Most previous studies on the toxicity of heavy metals and PAHs either in single or combined dose test to earthworms have been concentrated on appraising the concentration of the pollutants in earthworms and their effects on worm growth, biomass and reproduction. However, taking into account the effects of these pollutants, such studies indicated an approximate concentration of pollutants that adult earthworms can tolerate, but provide no indication of the actual toxicity of pollutants to earthworms and how the interaction of organic and inorganic pollutant should be controlled. Exploiting the antagonistic interaction of heavy metal and PAHs in eco-toxicology study would have a significant impact on the control of heavy metals toxicity and could provide clear evidence regarding to the threshold concentration of pollutants in a mixture treatment.

The purpose of this study is to examine the interactive effect of phenanthrene and Cd on two ecologically different species of earthworms; E. fetida (epigeic specie) and A. caliginosa (endogeic specie). The use of ecologically different earthworm species could be promising and effective, since they inhabit the soil at different depth, have different sizes and feeding habits. This paper further determines at a degree of concentration, the relational effect between cadmium and phenanthrene on earthworm life cycles including mortality and body weight variation.

2. Materials and Methods

2.1. Soil Properties

Soil was collected from the test field at Huazhong Agricultural University (HZAU) (30°28′26″ N, 114°20′51″ E). The upper litter was removed, and the soil from the top layer (0–20 cm) was collected. The soil samples were transferred to the greenhouse of Micro-element Research Center at HZAU for grinding and sieving. The used soil presented the following proprieties: pH (soil:H₂O 1:2.5) 7.6; organic matter 1.31%; soil moisture content 18.58 ± 0.59%; NH₄Cl exchangeable K, 127.99 mg kg⁻¹; total nitrogen N 0.17%; Olsen-P of 39.69 mg kg⁻¹; CEC 11.47 cmolc kg⁻¹; and Ca, 2288.2 mg kg⁻¹.

2.2. Test Soil Preparation

Three kg of air-dried soil was placed into ceramic pots. For cadmium concentration, a desired amount of CdCl₂ (98%, purity) was dissolved in aqueous solution. This solution was poured on the soil surface and the soil matrix was mixed thoroughly and incubated at 20 ± 1 °C for three months. Throughout the incubation time, the content of moisture was scrutinized each week and maintained by watering with DI water if needed.
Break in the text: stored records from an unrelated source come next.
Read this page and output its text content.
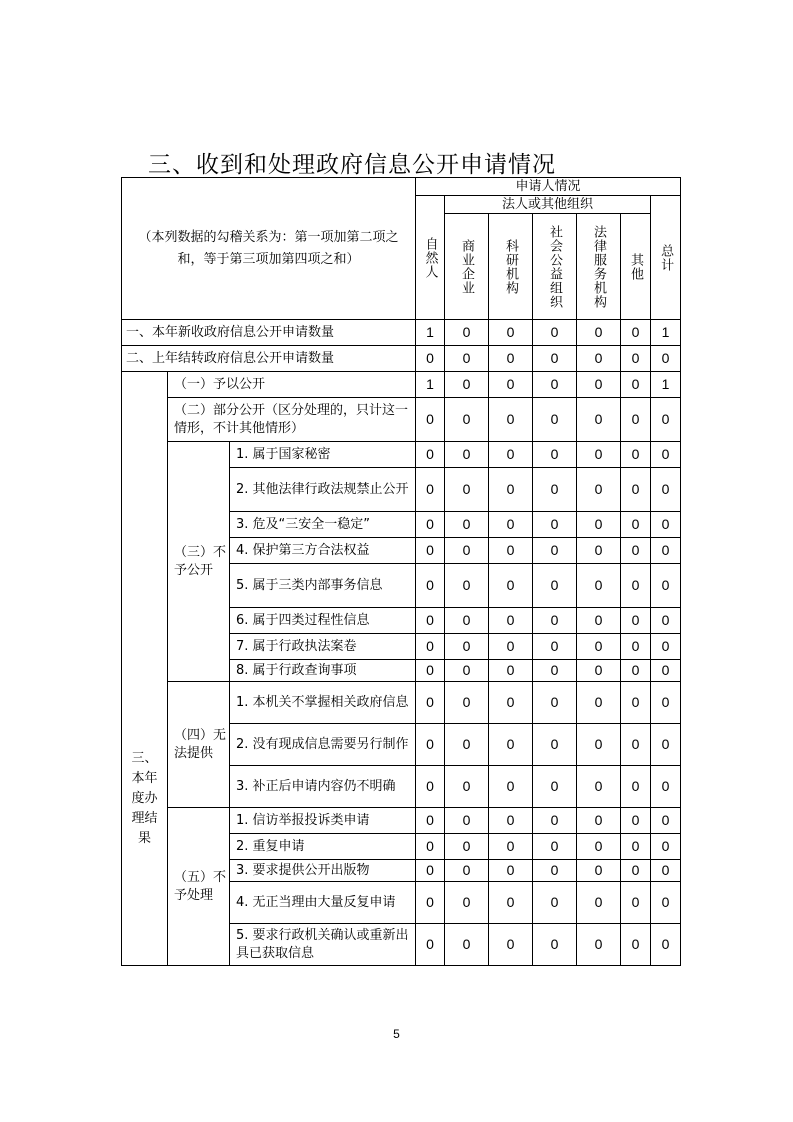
三、收到和处理政府信息公开申请情况
（本列数据的勾稽关系为：第一项加第二项之和，等于第三项加第四项之和）			申请人情况						
			自然人	法人或其他组织					总计
				商业企业	科研机构	社会公益组织	法律服务机构	其他	
一、本年新收政府信息公开申请数量			1	0	0	0	0	0	1
二、上年结转政府信息公开申请数量			0	0	0	0	0	0	0

三、本年度办理结果	（一）予以公开		1	0	0	0	0	0	1

	（二）部分公开（区分处理的，只计这一情形，不计其他情形）		0	0	0	0	0	0	0

	（三）不予公开	1. 属于国家秘密	0	0	0	0	0	0	0

		2. 其他法律行政法规禁止公开	0	0	0	0	0	0	0

		3. 危及“三安全一稳定”	0	0	0	0	0	0	0

		4. 保护第三方合法权益	0	0	0	0	0	0	0

		5. 属于三类内部事务信息	0	0	0	0	0	0	0

		6. 属于四类过程性信息	0	0	0	0	0	0	0

		7. 属于行政执法案卷	0	0	0	0	0	0	0

		8. 属于行政查询事项	0	0	0	0	0	0	0

	（四）无法提供	1. 本机关不掌握相关政府信息	0	0	0	0	0	0	0

		2. 没有现成信息需要另行制作	0	0	0	0	0	0	0

		3. 补正后申请内容仍不明确	0	0	0	0	0	0	0

	（五）不予处理	1. 信访举报投诉类申请	0	0	0	0	0	0	0

		2. 重复申请	0	0	0	0	0	0	0

		3. 要求提供公开出版物	0	0	0	0	0	0	0

		4. 无正当理由大量反复申请	0	0	0	0	0	0	0

		5. 要求行政机关确认或重新出具已获取信息	0	0	0	0	0	0	0
5
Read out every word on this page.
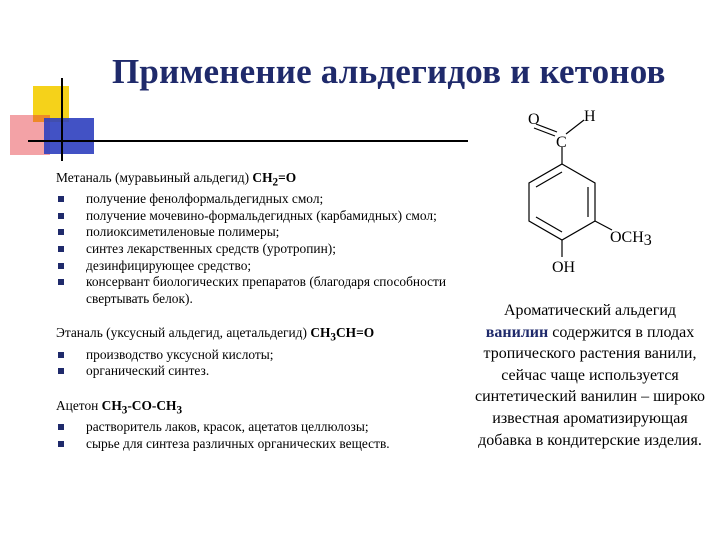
Применение альдегидов и кетонов
Метаналь (муравьиный альдегид) $CH_2=O$
получение фенолформальдегидных смол;
получение мочевино-формальдегидных (карбамидных) смол;
полиоксиметиленовые полимеры;
синтез лекарственных средств (уротропин);
дезинфицирующее средство;
консервант биологических препаратов (благодаря способности свертывать белок).
Этаналь (уксусный альдегид, ацетальдегид) $CH_3CH=O$
производство уксусной кислоты;
органический синтез.
Ацетон $CH_3-CO-CH_3$
растворитель лаков, красок, ацетатов целлюлозы;
сырье для синтеза различных органических веществ.
O	H
C
OCH3
OH
Ароматический альдегид ванилин содержится в плодах тропического растения ванили, сейчас чаще используется синтетический ванилин – широко известная ароматизирующая добавка в кондитерские изделия.
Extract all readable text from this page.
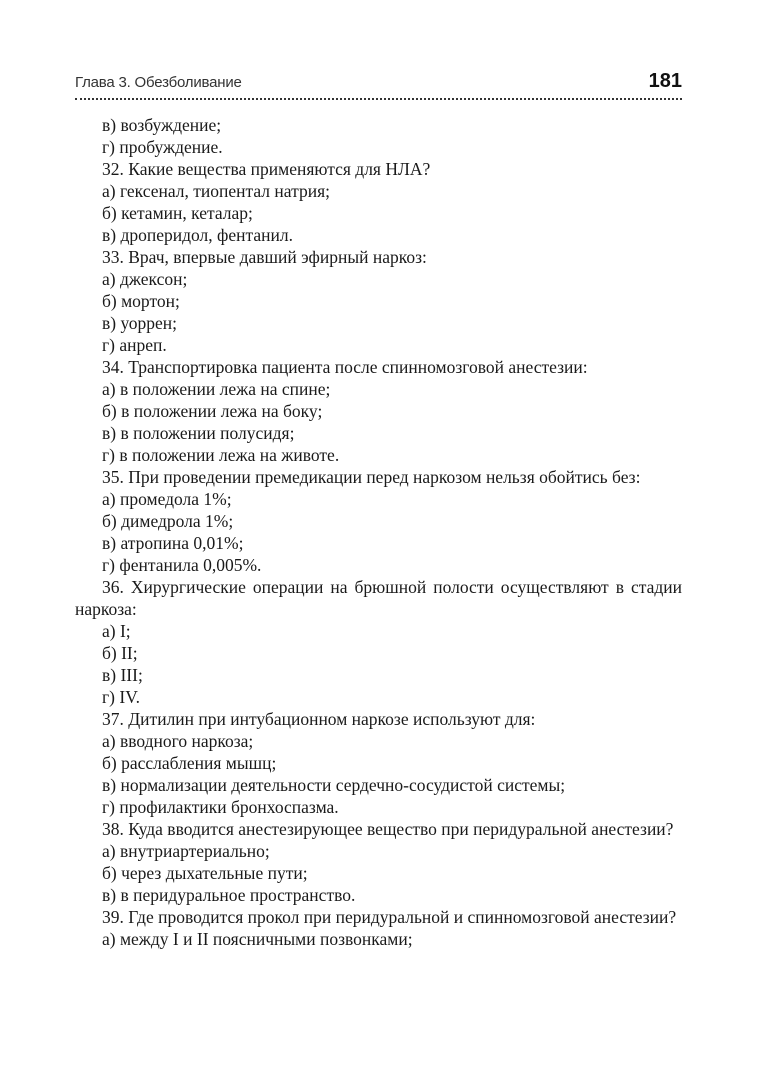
Глава 3. Обезболивание	181

в) возбуждение;

г) пробуждение.

32. Какие вещества применяются для НЛА?

а) гексенал, тиопентал натрия;

б) кетамин, кеталар;

в) дроперидол, фентанил.

33. Врач, впервые давший эфирный наркоз:

а) джексон;

б) мортон;

в) уоррен;

г) анреп.

34. Транспортировка пациента после спинномозговой анестезии:

а) в положении лежа на спине;

б) в положении лежа на боку;

в) в положении полусидя;

г) в положении лежа на животе.

35. При проведении премедикации перед наркозом нельзя обойтись без:

а) промедола 1%;

б) димедрола 1%;

в) атропина 0,01%;

г) фентанила 0,005%.

36. Хирургические операции на брюшной полости осуществляют в стадии наркоза:

а) I;

б) II;

в) III;

г) IV.

37. Дитилин при интубационном наркозе используют для:

а) вводного наркоза;

б) расслабления мышц;

в) нормализации деятельности сердечно-сосудистой системы;

г) профилактики бронхоспазма.

38. Куда вводится анестезирующее вещество при перидуральной анестезии?

а) внутриартериально;

б) через дыхательные пути;

в) в перидуральное пространство.

39. Где проводится прокол при перидуральной и спинномозговой анестезии?

а) между I и II поясничными позвонками;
Phenanthrene (97% purity) was dissolved in acetone (analytically pure) and the solution was thoroughly mixed with the soil to produce a final concentration of 5, 10, 15, 20, 25 and 30 mg kg⁻¹ of phenanthrene respectively denoted as P5, P10, P15, P20, P25 and P30. The control treatment was prepared using clean soil spiked acetone only. The fresh spiked soils were stored in open containers in a fume hood until all of the solvent (acetone) evaporated.

2.3. Test Organism

Earthworm species Aporrectodea caliginosa and Eisenia fetida, two different ecotypes (endogeic and epigeic respectively) were selected for this study. A litter-dwelling E. fetida was chosen for its fast growth and its rapid productivity [31], while the horizontally burrowing mineral soil feeder A. caliginosa was selected for its ability to transfer nutrients or chemicals elements within a compartment of an ecosystem or between different compartments. [32]. Both earthworm species were chosen and selected in the earthworms breeding site at HZAU. A sufficient quantity of earthworms (for different species) was initially purchased from a commercial source and transferred to the greenhouse where a controlled earthworm breeding site containing soil filled with household waste (cabbage waste, carrot peelings, banana waste) was installed. The worms used in the present study were selected after 3 months of reproduction in this mentioned site, washed in deionized water, placed on wet filter paper and maintained in the darkness at 20 ± 2 °C for one night in the laboratory [33] before placing them in the surface of the corresponding experimental pot.

2.4. Acute Toxicity Test

Preliminary studies were carried out to assess the range of Cd concentrations that produced 1–100% mortality. Thus, five concentrations in a geometric series and a control treatment were used to get the concentration value that exhibited 50% mortality (LC50) at 95% confidence interval. Cd concentrations used in the single chemical toxicity experiment were as: 0.5, 1, 3, 5 and 10 mg Cd per kg of soil (dry weight). The choice of the interval of Cd concentration was made to ensure a relatively high effect in the highest concentration and no observable effect in the lowest concentration.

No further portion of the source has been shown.